Summary: Using the Bible’s foreviews of the careers of John the Baptist and the Prophet Jeremiah, this sermon encourages believers to persevere in the expectation that God has just as clearly foreseen their conformity to the image of Christ.
Third Sunday in Advent
“God’s 20/20 Foresight”
We have all heard the proverb that says, “Hindsight is always 20-20.” I don’t know of another proverb that says anything similarly pithy and witty about foresight. An obvious reason, I suppose, is that foresight isn’t anything like 20/20. In my experience, it’s more like 20/2000 or something worse.
In God’s case, however, foresight is definitely 20/20. Did you notice that both lessons today – the one from Jeremiah and the one from Luke – both of them are about men who got a 20/20 look into their futures?
God did gave them an overview of their lives – directly to Jeremiah, and to John the Baptist through the prophecy his father Zachariah sang in the Temple when his tongue was loosed when he endorsed naming his newborn son John. While John the Baptist was just a baby, and when Jeremiah was probably in his teens, God provides an accurate outline of what their futures will hold, what they will do in God’s service, and the kinds of trials they will face in His service.
When we look in Scripture, we don’t see a lot of this. Indeed, the overwhelming majority of the time God never gives this kind of preview to his children. There are two conclusions we might draw from that fact. A wrong conclusion would be this: that God has a wonderful plan for only a few of his children – people like Moses or Abraham or Jeremiah, or the Virgin Mary, or John the Baptist. God has a clear and precise plan for THEIR lives, while the REST of us kind of MUDDLE THROUGH somehow.
The TRUE conclusion goes like this: We have a destiny just as sure as Jeremiah or John the Baptist, but they get to see a preview of that destiny, while ordinarily we don’t. God knows our future just as much as he knows Jeremiah’s or John’s. He has plans FOR US just as much as he ever did for Jeremiah or John. But, he doesn’t show them to us. I believe the Bible teaches this, and I want to show you a couple of reasons why. I want to point to a few particulars in the 20/20 foreviews God gives to Jeremiah and John the Baptist and ALSO point out where the Scripture says the same thing is true for you and me.

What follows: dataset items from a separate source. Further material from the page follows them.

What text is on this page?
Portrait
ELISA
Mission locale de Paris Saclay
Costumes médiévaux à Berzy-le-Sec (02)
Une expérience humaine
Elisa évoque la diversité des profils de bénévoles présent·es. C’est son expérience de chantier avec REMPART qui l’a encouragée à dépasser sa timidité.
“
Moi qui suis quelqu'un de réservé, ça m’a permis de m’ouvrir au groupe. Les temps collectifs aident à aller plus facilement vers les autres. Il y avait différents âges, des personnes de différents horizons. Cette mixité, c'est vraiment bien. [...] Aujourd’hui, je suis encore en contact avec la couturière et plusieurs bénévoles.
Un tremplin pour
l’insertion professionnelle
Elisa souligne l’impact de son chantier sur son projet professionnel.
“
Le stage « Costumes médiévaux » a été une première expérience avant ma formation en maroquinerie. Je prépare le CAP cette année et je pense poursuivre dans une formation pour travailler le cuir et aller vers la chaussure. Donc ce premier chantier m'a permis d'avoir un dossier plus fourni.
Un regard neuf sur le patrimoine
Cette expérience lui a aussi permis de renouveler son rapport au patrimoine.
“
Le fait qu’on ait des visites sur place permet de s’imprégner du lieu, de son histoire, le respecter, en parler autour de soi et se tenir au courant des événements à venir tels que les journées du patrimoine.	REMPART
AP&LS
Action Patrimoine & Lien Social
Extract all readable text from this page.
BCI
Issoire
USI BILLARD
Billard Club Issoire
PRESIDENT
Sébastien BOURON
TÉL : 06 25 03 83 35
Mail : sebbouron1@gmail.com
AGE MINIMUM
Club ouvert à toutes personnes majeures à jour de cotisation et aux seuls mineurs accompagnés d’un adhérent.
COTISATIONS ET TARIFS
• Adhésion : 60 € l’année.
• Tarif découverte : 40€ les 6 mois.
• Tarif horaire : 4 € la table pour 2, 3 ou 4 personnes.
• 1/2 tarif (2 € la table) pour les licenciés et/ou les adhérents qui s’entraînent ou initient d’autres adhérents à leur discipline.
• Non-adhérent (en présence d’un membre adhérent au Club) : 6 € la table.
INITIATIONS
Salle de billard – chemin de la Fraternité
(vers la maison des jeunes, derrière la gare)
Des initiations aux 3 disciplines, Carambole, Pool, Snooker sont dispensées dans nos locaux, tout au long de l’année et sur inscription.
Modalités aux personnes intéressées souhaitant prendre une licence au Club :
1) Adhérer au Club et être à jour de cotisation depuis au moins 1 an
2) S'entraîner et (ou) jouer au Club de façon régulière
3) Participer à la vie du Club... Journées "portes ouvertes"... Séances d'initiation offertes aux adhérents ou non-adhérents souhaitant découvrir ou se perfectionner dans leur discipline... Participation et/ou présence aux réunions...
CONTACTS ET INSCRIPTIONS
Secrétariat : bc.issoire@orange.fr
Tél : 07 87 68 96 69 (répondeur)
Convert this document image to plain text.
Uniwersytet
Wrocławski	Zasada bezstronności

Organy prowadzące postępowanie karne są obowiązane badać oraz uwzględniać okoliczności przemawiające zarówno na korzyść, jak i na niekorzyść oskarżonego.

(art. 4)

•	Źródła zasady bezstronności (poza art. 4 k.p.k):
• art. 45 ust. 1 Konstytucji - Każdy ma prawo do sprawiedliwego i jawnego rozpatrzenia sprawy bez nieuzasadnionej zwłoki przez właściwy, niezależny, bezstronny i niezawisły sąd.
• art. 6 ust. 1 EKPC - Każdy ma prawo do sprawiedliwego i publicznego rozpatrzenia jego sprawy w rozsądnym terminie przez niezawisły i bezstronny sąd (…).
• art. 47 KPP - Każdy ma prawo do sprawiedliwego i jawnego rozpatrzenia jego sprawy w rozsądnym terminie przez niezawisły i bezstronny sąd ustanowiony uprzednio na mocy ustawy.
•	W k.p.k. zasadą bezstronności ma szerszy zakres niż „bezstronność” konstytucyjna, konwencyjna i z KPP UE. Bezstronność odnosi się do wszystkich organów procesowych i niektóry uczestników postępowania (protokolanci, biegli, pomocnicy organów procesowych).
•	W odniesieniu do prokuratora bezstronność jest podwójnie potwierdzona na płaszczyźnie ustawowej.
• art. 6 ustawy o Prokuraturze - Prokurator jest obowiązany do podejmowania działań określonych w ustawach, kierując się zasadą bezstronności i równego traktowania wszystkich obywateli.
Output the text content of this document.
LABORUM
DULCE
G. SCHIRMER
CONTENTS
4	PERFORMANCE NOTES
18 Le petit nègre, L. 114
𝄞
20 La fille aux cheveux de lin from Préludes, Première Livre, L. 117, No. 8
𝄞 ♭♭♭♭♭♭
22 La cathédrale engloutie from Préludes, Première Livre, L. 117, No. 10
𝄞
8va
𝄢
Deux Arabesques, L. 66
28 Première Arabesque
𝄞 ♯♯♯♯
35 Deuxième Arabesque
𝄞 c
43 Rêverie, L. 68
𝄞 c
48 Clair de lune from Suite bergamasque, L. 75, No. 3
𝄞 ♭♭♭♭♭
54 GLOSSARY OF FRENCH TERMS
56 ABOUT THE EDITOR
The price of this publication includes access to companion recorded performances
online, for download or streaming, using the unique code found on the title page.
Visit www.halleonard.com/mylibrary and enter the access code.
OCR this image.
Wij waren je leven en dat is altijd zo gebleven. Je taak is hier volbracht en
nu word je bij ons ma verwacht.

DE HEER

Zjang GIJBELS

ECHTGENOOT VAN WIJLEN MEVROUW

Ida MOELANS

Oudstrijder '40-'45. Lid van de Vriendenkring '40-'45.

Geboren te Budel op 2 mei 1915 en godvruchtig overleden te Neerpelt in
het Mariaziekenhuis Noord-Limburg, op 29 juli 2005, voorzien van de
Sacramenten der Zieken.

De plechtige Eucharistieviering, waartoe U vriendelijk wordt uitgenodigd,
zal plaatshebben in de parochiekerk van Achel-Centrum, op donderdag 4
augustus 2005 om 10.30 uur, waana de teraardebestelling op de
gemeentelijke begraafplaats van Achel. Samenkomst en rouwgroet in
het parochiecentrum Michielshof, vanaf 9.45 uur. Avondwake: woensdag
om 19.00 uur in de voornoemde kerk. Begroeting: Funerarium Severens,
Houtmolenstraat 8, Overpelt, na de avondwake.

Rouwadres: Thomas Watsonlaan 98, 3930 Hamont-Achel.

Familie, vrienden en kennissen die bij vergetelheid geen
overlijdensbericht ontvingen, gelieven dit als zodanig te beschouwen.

Let’s begin with something which makes SOME people uncomfortable, though why it should is a mystery to me. God’s plan for Jeremiah and for John the Baptist PREDATES the birth of either of them. Remember, to Jeremiah God said this: Before I formed you in the womb, I knew you. Before you were born, I sanctified you. I ordained you a prophet to the nations.”
We have already looked at the Angel Gabriel’s comments to Zacharias about John, and at the time Gabriel makes these statements, John has not even been conceived in Elizabeth’s womb. So, even before John is a twinkle in his father’s eye, God knows him, knows his mission, and gives him a name.
Do you suppose this kind of thing is true about you or me? King David seemed to think so, when he wrote one of the most favorite songs in the Book of Psalms. In Psalm 139, David says this:
My frame was not hidden from You, When I was made in secret, And skillfully wrought in the lowest parts of the earth.
16Your eyes saw my substance, being yet unformed. And in Your book they all were written,
The days fashioned for me, When as yet there were none of them.
David compares his life to a tale that God has written down in a book, including every day of David’s life. There they are – in God’s book – when none of them had yet come to pass.
Someone might way, “Well, okay. But that’s just another one of those special people.” And, yes, David is special. But when God puts this song in Israel’s hymnbook, so that it becomes the song of worship and praise for all God’s people, the point is that what David says about himself here is true for all who sing this song. God knows you and me just as he knew David. He saw who we were before we were even formed in our mothers’ wombs. And all our days were written in God’s book, the days fashioned for each one of us, when as yet there were none of them.
And, what about those days? God told Jeremiah and John the Baptist some things about the days they would have. The mission he had from God was spelled out for Jeremiah, and also for John, with some specificity. In Jeremiah’s case, God even told him he would face opposition and persecution, and that Jeremiah would prevail over all of it. Does God ever tell you and me anything about our days?